What sense organs or tissues are derived from the Olfactory and Lens placodes?

Olfactory placode: Gives rise to the olfactory epithelium.

Lens placode: Gives rise to the lens in our eye.

What are the derivatives of the Otic and Trigeminal placodes?

Otic placode: Forms the inner ear, specifically the cochlea and the vestibular apparatus.

Trigeminal placode: Gives rise to the sensory neurons of the trigeminal nerve.

Which nerves are derived from the epibranchial placodes?

They give rise to a variety of nerves, including the vagus nerve and the facial nerve.

Collectively, what sensory functions do these local transient thickenings in the ectoderm provide?

They allow for the ability to smell, form part of the lens, enable you to sense things in your face (trigeminal), form the ear, and contribute to the vagus and facial nerves.

Name the four different regions into which the neural crest is divided along the anterior-posterior axis.

1. Cranial (Cephalic)

2. Cardiac

3. Trunk

4. Vagal and Sacral

What does the cranial neural crest contribute to, specifically regarding the pharyngeal arches and pouches?

It contributes to craniofacial mesenchyme (cartilage, bone, cranial neurons, glia, pigment cells, and connective tissue). It also builds the pharyngeal arches and pouches, which are important for forming the thymus, odontoblasts, and the bones of the middle ear and jaw.

What are the key derivatives of the cardiac neural crest?

It forms the muscular and connective walls of large arteries and the septum that separates pulmonary circulation from systemic (aortic) circulation. Depending on the arches (4 or 6), it also forms melanocytes, neurons, cartilage, and connective tissue.

In the trunk neural crest, what structures are formed via the ventrolateral migration path?

This path forms sensory neurons such as the sympathetic ganglia, the adrenal medulla, and nerve clusters around the aorta (which control functions like breathing).

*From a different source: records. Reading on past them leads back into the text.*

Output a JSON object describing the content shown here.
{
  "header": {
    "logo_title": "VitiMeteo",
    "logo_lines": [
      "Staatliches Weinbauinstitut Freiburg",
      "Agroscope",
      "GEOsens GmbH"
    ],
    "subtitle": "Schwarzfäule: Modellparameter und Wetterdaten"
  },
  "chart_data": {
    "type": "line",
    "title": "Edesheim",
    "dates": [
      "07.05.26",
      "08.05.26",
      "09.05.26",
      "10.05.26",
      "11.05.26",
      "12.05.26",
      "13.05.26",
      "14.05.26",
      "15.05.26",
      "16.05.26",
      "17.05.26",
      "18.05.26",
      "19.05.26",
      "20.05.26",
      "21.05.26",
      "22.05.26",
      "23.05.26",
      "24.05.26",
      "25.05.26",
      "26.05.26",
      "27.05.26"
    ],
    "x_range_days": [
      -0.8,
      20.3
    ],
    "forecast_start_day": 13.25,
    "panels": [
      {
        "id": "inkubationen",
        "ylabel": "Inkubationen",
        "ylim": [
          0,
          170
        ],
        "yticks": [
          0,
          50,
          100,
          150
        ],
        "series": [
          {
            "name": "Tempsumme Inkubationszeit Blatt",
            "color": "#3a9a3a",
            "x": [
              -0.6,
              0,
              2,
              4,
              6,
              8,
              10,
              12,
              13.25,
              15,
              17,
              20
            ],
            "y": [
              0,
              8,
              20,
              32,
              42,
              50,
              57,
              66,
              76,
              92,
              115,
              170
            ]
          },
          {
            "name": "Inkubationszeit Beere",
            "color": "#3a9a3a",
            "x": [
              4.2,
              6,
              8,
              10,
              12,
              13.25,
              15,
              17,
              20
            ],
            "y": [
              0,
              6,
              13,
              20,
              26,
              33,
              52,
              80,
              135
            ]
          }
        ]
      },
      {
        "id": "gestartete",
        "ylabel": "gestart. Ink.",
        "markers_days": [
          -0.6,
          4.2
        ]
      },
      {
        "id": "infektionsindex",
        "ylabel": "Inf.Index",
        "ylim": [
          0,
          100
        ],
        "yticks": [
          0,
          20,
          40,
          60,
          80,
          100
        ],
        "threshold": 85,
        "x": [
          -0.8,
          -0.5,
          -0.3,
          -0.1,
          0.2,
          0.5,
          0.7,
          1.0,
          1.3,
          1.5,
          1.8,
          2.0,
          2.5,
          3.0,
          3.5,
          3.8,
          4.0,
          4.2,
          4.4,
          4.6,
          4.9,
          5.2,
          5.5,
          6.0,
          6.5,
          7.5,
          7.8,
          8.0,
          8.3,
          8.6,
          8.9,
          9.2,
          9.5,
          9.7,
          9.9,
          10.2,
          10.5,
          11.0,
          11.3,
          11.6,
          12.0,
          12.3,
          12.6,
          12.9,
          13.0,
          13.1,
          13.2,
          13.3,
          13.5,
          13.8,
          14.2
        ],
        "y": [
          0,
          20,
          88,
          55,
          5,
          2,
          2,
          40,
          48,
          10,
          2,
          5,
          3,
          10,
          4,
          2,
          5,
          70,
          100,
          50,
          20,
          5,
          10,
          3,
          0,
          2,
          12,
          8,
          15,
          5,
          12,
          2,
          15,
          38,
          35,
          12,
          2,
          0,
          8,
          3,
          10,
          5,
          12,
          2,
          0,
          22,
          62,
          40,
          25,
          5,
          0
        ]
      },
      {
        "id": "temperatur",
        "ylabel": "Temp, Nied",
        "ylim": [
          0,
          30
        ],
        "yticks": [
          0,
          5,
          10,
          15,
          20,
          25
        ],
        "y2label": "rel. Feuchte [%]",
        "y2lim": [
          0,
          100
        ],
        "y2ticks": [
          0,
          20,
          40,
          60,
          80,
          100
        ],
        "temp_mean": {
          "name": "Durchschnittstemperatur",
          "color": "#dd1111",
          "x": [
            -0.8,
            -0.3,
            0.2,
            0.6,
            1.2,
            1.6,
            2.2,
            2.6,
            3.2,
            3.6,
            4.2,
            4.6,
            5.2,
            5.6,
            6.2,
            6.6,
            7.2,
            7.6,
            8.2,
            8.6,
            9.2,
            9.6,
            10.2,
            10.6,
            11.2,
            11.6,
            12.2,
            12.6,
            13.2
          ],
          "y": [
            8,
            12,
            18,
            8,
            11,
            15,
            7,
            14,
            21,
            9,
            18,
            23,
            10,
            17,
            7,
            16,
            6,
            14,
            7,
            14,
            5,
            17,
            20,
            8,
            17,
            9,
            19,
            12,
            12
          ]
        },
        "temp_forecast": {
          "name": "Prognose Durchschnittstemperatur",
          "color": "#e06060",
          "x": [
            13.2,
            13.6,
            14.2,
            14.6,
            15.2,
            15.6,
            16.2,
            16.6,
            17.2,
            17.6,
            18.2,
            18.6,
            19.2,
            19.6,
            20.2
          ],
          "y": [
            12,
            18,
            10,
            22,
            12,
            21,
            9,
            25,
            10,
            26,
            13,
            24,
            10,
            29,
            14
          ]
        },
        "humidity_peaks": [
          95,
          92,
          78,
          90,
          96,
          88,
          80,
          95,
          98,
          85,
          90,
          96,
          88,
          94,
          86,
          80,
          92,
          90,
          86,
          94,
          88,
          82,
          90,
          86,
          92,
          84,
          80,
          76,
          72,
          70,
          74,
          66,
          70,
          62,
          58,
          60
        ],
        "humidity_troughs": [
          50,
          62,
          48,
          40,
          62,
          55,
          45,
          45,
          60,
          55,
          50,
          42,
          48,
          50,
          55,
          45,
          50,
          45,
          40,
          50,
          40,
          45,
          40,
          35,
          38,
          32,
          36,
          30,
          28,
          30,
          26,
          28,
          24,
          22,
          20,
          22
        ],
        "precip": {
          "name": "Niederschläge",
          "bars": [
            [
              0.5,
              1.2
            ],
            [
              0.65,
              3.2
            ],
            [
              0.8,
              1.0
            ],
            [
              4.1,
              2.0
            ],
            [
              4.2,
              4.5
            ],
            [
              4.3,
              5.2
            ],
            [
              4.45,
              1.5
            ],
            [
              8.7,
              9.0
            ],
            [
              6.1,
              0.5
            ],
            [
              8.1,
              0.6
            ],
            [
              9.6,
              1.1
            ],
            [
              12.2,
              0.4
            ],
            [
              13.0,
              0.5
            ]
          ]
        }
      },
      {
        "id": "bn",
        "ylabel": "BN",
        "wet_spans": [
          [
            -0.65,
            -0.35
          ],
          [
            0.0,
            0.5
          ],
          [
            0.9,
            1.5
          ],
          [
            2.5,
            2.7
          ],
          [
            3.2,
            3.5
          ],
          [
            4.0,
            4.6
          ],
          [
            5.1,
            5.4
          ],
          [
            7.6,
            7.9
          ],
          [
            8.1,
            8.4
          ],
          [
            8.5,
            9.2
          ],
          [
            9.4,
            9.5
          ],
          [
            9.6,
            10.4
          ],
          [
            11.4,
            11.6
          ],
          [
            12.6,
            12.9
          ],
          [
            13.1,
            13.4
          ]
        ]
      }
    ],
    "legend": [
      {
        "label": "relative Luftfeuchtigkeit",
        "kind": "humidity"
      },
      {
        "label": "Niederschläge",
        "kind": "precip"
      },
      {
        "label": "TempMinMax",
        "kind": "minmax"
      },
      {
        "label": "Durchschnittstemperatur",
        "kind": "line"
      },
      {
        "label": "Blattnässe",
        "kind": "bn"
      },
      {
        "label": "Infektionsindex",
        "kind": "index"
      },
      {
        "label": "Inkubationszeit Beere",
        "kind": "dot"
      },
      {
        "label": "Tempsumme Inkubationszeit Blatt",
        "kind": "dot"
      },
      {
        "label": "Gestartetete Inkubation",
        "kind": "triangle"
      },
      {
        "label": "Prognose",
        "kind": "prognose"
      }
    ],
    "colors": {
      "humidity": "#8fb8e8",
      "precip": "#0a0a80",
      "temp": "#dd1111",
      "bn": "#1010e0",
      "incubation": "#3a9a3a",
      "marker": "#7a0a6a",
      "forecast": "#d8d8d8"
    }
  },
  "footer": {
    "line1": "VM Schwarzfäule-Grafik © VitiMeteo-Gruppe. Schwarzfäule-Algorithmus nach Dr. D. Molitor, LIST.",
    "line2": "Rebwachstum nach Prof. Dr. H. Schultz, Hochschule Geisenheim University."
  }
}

Describe the dorsal-lateral migration of the trunk neural crest and its outcome.

Cells are sandwiched between the dermis and the skin to form the pigmented cells (melanocytes).

What is the primary role of the vagal and sacral neural crest?

It gives rise to the parasympathetic (enteric) ganglia of the gut, which provide the gut innervation.

What did early transplantation experiments (e.g., transplanting neural crest between birds with different beaks) conclude about neural crest cells?

They concluded that the neural crest has cell autonomous properties. If you transplant just the neural crest, the resulting skull/beak structure (e.g., a "Quack" or "Duail") follows the identity of the donor cells, proving they do not depend on the environment to determine their specific characteristics.